18 dezembro 2010

A FELICIDADE NÃO SE COMPRA

Natal, data em que as pessoas se juntam para comer e fingir que não estão sozinhas, um homem vai ao cinema ver A felicidade não se compra de Frank Capra. Vai para sentar no escuro e no ritual do templo do cinema, rever seu ano e todos as tragédias e conquistas por quais passou. Sua face é sólida, sem sorrisos e sem lágrimas. Vem um grito de longe: “Corta! Corta!” Acende a luz, aparece Orson Welles. “Está tudo errado! Você não entende as motivações do seu personagem! Ele não está anêmico a tudo, está no processo de cometer um assassinato e reviravoltas tomam seus pensamentos.” “Hum… isto não está no roteiro! Aqui só diz que ele não se via um ano atrás onde se encontra agora e está transtornado por isso, por todos os caminhos que não deveriam ter sido. Diz que por todo o seu ano passou de papel em papel, sem nunca parar um segundo para descansar e parar de interpretar algo que não é.” “Exato, não acha que alguém assim está a beira de cometer um assassinato?” “Não, pois não está aqui escrito e fui só contratado para interpretar o que está escrito!” “Chega, chega, você não entende nada! Vamos tudo de novo, e faça agora certo!” Apaga a luz, Welles grita “Ação!”. O homem ainda olha para a tela com uma face sólida, cansada de mais para correr atrás da possibilidade de uma felicidade, ou reagir ao aproximar de uma nova tragédia.

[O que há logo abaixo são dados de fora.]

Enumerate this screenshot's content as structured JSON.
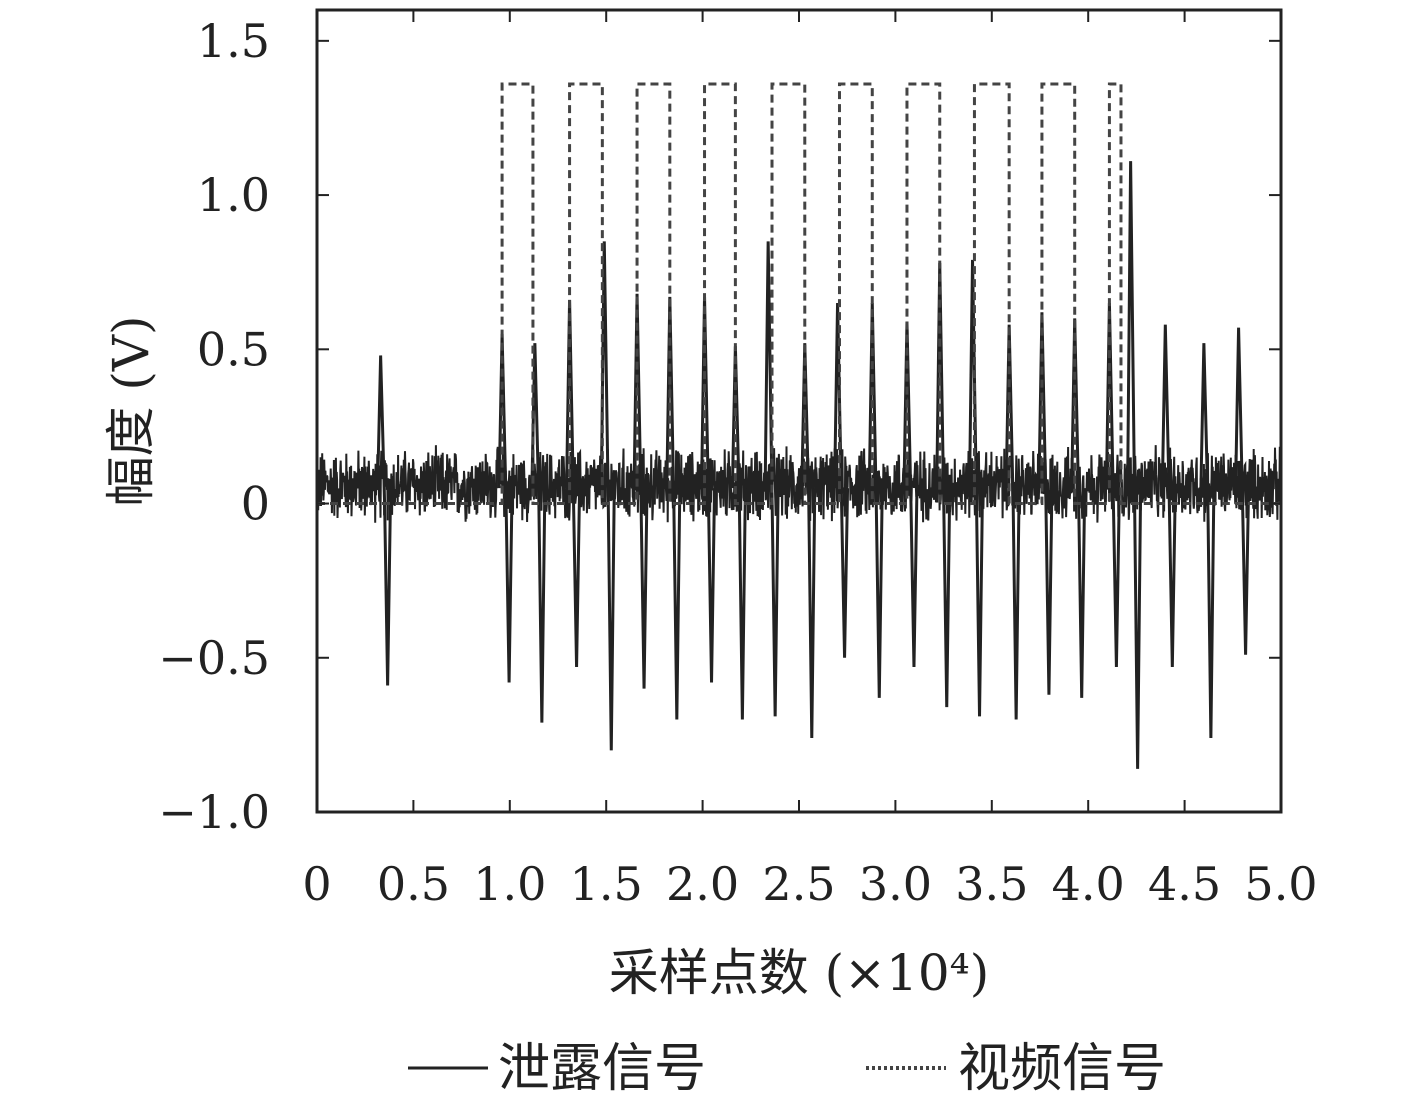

Welles irritado grita mais uma vez “Corta!”. Depois entra em cena, senta-se na cadeira atrás do homem e grita “Ação!”. Roda mais uma vez o filme, e o homem o observa da mesma maneira. Porém, dessa vez, Welles se levanta de sua cadeira e com o roteiro em mãos, o afunda na cabeça do homem, repetidas vezes, até o matar. O homem fora finalmente assassinado. O som de palmas solitárias toma o cinema, a câmera faz um traveling para algumas cadeiras à frente dos dois, e pára ao encontrar Oscar Wilde, virado, observando a situação: “Fabuloso! Fabuloso!”. Welles mais uma vez grita: “Corta! Chegamos finalmente a epifania do filme, agora precisamos de um novo ator. Chamem-no!” Entra Klaus Kinski. Wells grita mais uma vez “Ação!”. Kinski anda pelas cadeiras do cinema até chegar a cadeira com o cadáver do homem sem nome, empurra seu corpo para o lado, sujando suas mãos de sangue e senta em seu lugar. Passa as mãos no rosto, o pintando de vermelho, e fala virando para a câmera “O amor é a salvação! Por que estou sozinho? Não sei. Mas pretendo violentar o mundo até descobrir.”